Unlike C, which often uses pointers to handle array data, Fortran has arrays which are an intrinsic feature of the language.
Arrays may be declared with addition of the dimension
attribute, e.g.,
program example1
implicit none
real, dimension(3) :: a ! declare a with elements a(1), a(2), a(3)
end program example1
The size of the array is the total number of elements (here 3). The default lower bound is 1 and the upper bound is 3.
real, dimension(-2:1) :: b ! elements b(-2), b(1), b(0), b(1)
Here we specify, explicitly, the lower and upper bounds. The size of this array is 4.
One may specify array values as a constructor
integer, dimension(3), parameter :: s = (/ -1, 0, +1 /) ! F2003 or
integer, dimension(3), parameter :: t = [ -1, 0, +1 ] ! F2008
real, dimension(2,3) :: a ! elements a(1,1), a(1,2), a(1,3)
! a(2,1), a(2,2), a(2,3)
This two-dimensional array (said to have rank 2) has two elements in the first dimension (or extent 2), and 3 elements in the second dimension (extent 3). It is said to have shape (2,3), which is the sequence of extents in each dimension. Its size is 6 elements.

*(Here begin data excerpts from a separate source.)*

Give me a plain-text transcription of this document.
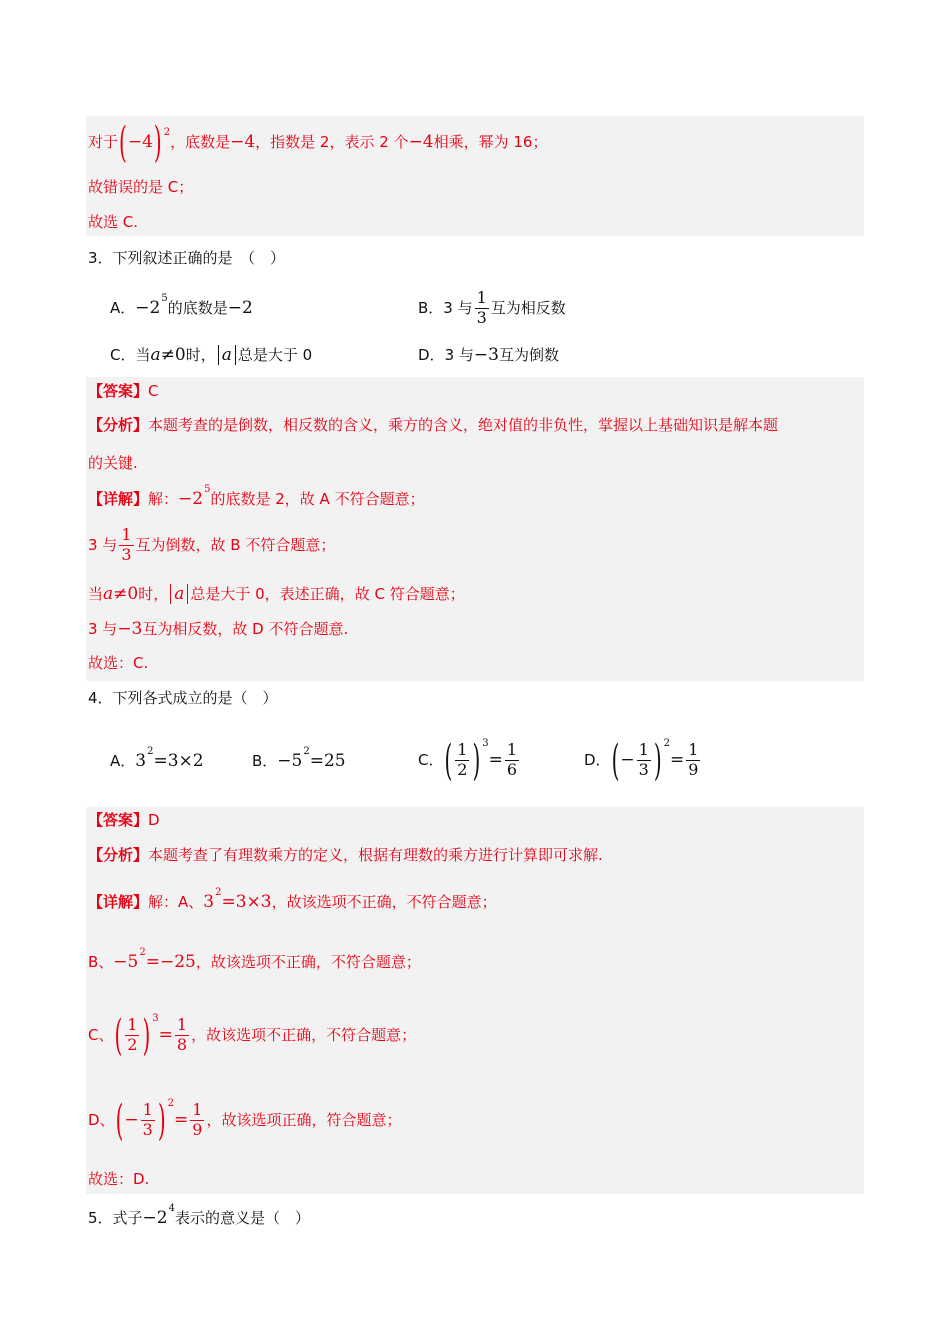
对于 ( −4 ) 2 ，底数是 −4 ，指数是 2，表示 2 个 −4 相乘，幂为 16；
故错误的是 C；
故选 C.
3．下列叙述正确的是　（　）
A． −2 5 的底数是 −2	B． 3 与 $\frac{1}{3}$ 互为相反数
C． 当 a ≠0 时， a 总是大于 0	D． 3 与 −3 互为倒数
【答案】 C
【分析】 本题考查的是倒数，相反数的含义，乘方的含义，绝对值的非负性，掌握以上基础知识是解本题
的关键.
【详解】 解： −2 5 的底数是 2，故 A 不符合题意；
3 与 $\frac{1}{3}$ 互为倒数，故 B 不符合题意；
当 a ≠0 时， a 总是大于 0，表述正确，故 C 符合题意；
3 与 −3 互为相反数，故 D 不符合题意.
故选：C.
4．下列各式成立的是（　）
A． 3 2 =3×2	B． −5 2 =25	C． ( $\frac{1}{2}$ ) 3
= $\frac{1}{6}$	D． ( − $\frac{1}{3}$ ) 2
= $\frac{1}{9}$
【答案】 D
【分析】 本题考查了有理数乘方的定义，根据有理数的乘方进行计算即可求解.
【详解】 解：A、 3 2 =3×3 ，故该选项不正确，不符合题意；
B、 −5 2 =−25 ，故该选项不正确，不符合题意；
C、 ( $\frac{1}{2}$ ) 3
= $\frac{1}{8}$ ，故该选项不正确，不符合题意；
D、 ( − $\frac{1}{3}$ ) 2
= $\frac{1}{9}$ ，故该选项正确，符合题意；
故选：D.
5．式子 −2 4 表示的意义是（　）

There is an array element order which in which we expect the implementation
to store contiguously in memory. In Fortran this has be left-most
dimension counting fastest. For array a
we expect the order in
memory to be
a(1,1), a(2,1), a(1,2), a(2,2), a(1,3), a(2,3)
that is, the opposite the the convention in C.
A constructor for an array of rank 2 or above might be used, e.g.,
integer, dimension(2,3) :: m = reshape([1,2,3,4,5,6], shape = [2,3])
where we have used the intrinsic function reshape()
.
Check the accompanying example1.f90
to see examples of intrinsic functions
available to interrogate array size and shape at run time.
If we wish to establish storage with shape determined at run time, the allocatable attribute can be used. The rank must be specified:
real, dimension(:, :), allocatable :: a
! ... establish shape required, say (imax, jmax) ...
allocate(a(imax, jmax))
! ... use and then release storage ...
deallocate(a)
Again, this array will take on the default lower bound of 1 in each dimension.
Formally,
allocate(allocate-list [, source = array-expr] [ , stat = scalar-int-var])
The optional source
argument may be used to provide a template for
the newly allocated object (values will be copied). We will return to
this in more detail in the context of dynamic type.
A successful allocation with the optional stat
argument will assign a
value of zero to the argument.
An array declared with the allocatable attribute is initially in
an unallocated state. When allocated, this status will change; this
status can be interrogated via the intrinsic function allocated()
.
integer, dimension(:), allocatable :: m
...
if (allocated(m)) then
! ... we can do something ...
end if
Attempt to deallocate
a variable which is not allocated is an error.
Return again to the program to compute the approximation of pi via
the Gauss-Legendre expansion (last seen in section2.01). You may use
your own version or the new template provided in this directory
(see exercise1.f90
).
Introduce array storage for the quantites a
, b
and t
. Use a
fixed number of terms. Assign appropriate values in a first loop.
In a second loop, compute the approximation of pi at each iteration.
What might you do if you wanted to storage only the number of terms taken to reach a converged answer?